The French press took up the call on Thursday, with comments shifting from the satisfaction of recent weeks to questioning whether Chirac is not seriously damaging relations with his U.S. and European allies over a war he cannot prevent.
"What's got into him?" the conservative weekly Le Point asked on its latest cover. The left-leaning daily Liberation wondered: "What is Chirac seeking in Iraq?"
Even the pro-Chirac daily Le Figaro aired grave doubts about the audacious strategy that won Chirac and Foreign Minister Dominique de Villepin the name "peace warriors" on the glossy cover of the weekly Paris-Match last week.
"The Achilles heel of the French position is that France can only emerge from this crisis a winner if the least probable outcome happens, that is, that Saddam Hussein turns himself into a zealous servant of the U.N.'s orders," it wrote.
Concern about France's insistence on United Nations arms inspections for months to come rose after Washington decided last week to call Paris's bluff and demand a vote on a second U.N. Security Council resolution to authorise war in Iraq.
If Washington can rally nine votes behind its proposal, France will have to decide whether to use its veto and risk serious damage to relations with the United States or abstain and face scorn and isolation.
HIGH TIME TO ASSESS POTENTIAL DAMAGE
"It's high time we weighed up the damage of an Atlantic rupture," Le Point wrote, adding it would be "wiser to save the United Nations and NATO from ruin".
The magazine noted Chirac, reinvigorated after his landslide re-election in May, had charged ahead on several fronts, including berating east Europeans for backing U.S. President George Bush and resuming France's active role in African affairs.
"He is sticking to his conviction that he's not a little mosquito biting the American elephant but that a majority of world public opinion and governments is with him," it wrote.
Le Figaro said Chirac wanted to keep his options open to the end, which is why the National Assembly was not asked to vote on the Iraq issue even after the Wednesday session where support for his anti-war stand was strong across the board.
Speaking for Chirac's UMP party, former prime minister Alain Juppe said France was wise not to tip its hand on using its U.N. veto, a step the left-wing opposition clamoured for.
But, Le Figaro noted, Paris will be in a serious bind if Washington rounds up the needed votes in the Security Council and a resolution can only be stopped by a French veto.
"Renouncing its veto and fleeing into abstention would not only weaken positions defended by Jacques Chirac for the past six months, it would also make obsolete one of the essential levers of French foreign policy," it wrote. "But using it would spark a serious crisis with the United States and its allies."
NO INFLUENCE
Guillaume Parmentier, head of the French Center on the United States, said France did not start out as anti-American in the Iraq crisis but had gradually moved that way.
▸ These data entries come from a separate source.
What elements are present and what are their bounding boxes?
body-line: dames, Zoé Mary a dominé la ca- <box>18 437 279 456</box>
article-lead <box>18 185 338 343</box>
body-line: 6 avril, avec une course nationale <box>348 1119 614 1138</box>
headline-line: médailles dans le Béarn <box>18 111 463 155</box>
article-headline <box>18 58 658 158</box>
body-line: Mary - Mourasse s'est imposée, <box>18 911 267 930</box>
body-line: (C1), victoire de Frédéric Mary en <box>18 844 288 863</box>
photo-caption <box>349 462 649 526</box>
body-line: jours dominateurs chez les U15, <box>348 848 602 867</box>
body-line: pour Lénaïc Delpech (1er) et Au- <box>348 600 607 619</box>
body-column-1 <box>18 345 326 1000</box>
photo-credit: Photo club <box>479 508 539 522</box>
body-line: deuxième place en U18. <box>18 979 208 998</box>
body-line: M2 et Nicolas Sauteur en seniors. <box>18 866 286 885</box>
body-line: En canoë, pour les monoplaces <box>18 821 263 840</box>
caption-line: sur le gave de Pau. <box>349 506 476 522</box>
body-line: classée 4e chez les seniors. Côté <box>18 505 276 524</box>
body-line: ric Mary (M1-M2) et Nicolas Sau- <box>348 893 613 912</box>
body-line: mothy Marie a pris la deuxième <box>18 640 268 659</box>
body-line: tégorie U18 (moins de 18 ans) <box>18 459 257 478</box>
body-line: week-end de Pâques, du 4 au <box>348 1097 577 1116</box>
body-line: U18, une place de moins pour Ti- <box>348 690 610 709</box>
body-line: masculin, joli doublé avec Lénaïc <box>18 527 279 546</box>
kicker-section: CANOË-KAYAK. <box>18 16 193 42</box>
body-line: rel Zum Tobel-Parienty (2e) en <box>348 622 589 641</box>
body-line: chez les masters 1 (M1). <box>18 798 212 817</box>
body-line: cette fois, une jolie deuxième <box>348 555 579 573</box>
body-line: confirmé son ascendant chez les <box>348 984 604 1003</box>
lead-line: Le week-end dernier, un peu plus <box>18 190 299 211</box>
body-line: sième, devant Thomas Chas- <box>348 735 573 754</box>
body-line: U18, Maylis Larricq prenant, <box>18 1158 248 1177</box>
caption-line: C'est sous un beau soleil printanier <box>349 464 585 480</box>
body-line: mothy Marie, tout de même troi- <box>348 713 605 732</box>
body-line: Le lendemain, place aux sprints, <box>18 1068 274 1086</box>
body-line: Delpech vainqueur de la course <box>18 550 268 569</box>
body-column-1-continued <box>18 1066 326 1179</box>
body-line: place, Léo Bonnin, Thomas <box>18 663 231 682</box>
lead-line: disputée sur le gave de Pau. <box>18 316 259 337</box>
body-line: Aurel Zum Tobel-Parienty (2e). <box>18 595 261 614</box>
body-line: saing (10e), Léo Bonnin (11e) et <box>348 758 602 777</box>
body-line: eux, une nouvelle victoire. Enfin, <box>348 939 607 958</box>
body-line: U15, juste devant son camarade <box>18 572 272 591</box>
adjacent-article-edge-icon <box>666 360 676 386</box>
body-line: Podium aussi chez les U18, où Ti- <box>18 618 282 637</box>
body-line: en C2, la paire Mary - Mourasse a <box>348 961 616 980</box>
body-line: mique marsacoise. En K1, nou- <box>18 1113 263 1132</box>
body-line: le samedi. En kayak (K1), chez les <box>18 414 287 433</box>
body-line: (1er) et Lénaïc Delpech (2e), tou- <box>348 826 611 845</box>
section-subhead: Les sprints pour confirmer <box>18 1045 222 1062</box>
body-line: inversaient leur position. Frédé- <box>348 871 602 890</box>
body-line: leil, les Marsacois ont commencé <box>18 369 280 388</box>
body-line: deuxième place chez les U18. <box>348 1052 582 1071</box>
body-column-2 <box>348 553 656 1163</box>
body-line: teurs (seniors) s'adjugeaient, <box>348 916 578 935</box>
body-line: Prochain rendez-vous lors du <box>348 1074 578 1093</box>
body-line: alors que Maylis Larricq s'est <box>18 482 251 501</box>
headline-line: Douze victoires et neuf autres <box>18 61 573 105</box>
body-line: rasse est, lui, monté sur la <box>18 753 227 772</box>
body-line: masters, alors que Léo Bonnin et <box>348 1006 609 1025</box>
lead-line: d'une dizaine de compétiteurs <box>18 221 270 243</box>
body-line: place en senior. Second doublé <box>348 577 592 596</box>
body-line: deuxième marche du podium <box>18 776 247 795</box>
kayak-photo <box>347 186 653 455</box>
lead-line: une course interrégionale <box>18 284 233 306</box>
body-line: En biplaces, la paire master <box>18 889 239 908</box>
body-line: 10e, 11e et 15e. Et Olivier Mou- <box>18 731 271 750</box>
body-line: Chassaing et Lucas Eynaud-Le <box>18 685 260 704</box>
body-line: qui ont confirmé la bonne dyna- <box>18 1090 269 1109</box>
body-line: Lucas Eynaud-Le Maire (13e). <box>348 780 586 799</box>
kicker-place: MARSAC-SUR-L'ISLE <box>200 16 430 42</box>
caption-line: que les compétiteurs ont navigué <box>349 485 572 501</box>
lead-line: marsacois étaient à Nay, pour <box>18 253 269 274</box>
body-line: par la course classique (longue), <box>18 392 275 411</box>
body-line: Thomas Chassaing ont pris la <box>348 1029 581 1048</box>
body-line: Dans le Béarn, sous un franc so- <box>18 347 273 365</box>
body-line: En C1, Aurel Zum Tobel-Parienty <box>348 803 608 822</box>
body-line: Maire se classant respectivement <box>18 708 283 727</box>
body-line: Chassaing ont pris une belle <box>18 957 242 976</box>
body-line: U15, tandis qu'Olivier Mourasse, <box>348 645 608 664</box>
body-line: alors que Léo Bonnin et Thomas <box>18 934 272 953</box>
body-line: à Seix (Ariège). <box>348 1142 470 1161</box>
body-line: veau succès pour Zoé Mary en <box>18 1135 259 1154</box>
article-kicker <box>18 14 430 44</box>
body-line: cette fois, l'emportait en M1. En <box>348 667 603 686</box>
He stressed, however, that Paris has always said it would back force if arms inspectors say they cannot work any more.
The argument that France would lose influence if it did not swing behind the war effort holds no water, he added, because Paris is convinced it will have no influence anyway with the United States after an Iraq war, or win any contracts there.
"The French are quite reconciled to the fact that they will have no influence," he said. "But they might have more influence over the other people in the region if they take a principled stand than if they don't." ((Reporting by Tom Heneghan;
It is fairly clear that Chirac is following the traditional French disdain for what they consider an unduly U.S.-influenced NATO, preferring to place the emphasis on a more closely regional EU structure dominated by themselves. But I don't think Chirac intended to damage the UN, which is turning out to be an unavoidable consequence.
The reason it is unavoidable is that the means Chirac is using to implement this program do not threaten only one component, but collective security as a whole. This behavior by a nominal NATO member, if practiced within the EU by EU members other than France, would be as threatening to that structure as it is here to NATO and the UN. France will probably find herself in the position of attempting to prohibit it for that reason, a course of action which will be as threatening to the EU as a whole as permitting it. This is simply not a well-thought-out policy, even if it is a temporarily popular one.
For all their alleged Machiavellian brilliance, it strikes me that the French have been extremely slow on the uptake. First they celebrate Chirac on magazine covers, and then a week later they realize, "Uh oh, this could be trouble."
It seems to me that at this point it's not "high time," it's several weeks too late. The Bush administration and Americans in general will NEVER see France the same way again. It's too late. When some sneak unexpectedly knocks you down and you're lying bloody in the street, and your friend who was walking with you refuses to help, he's no longer your friend. That's the way most Americans feel about this. No self pity, we'll get up and finish the job ourselves, but no friendship. It's gone, finished.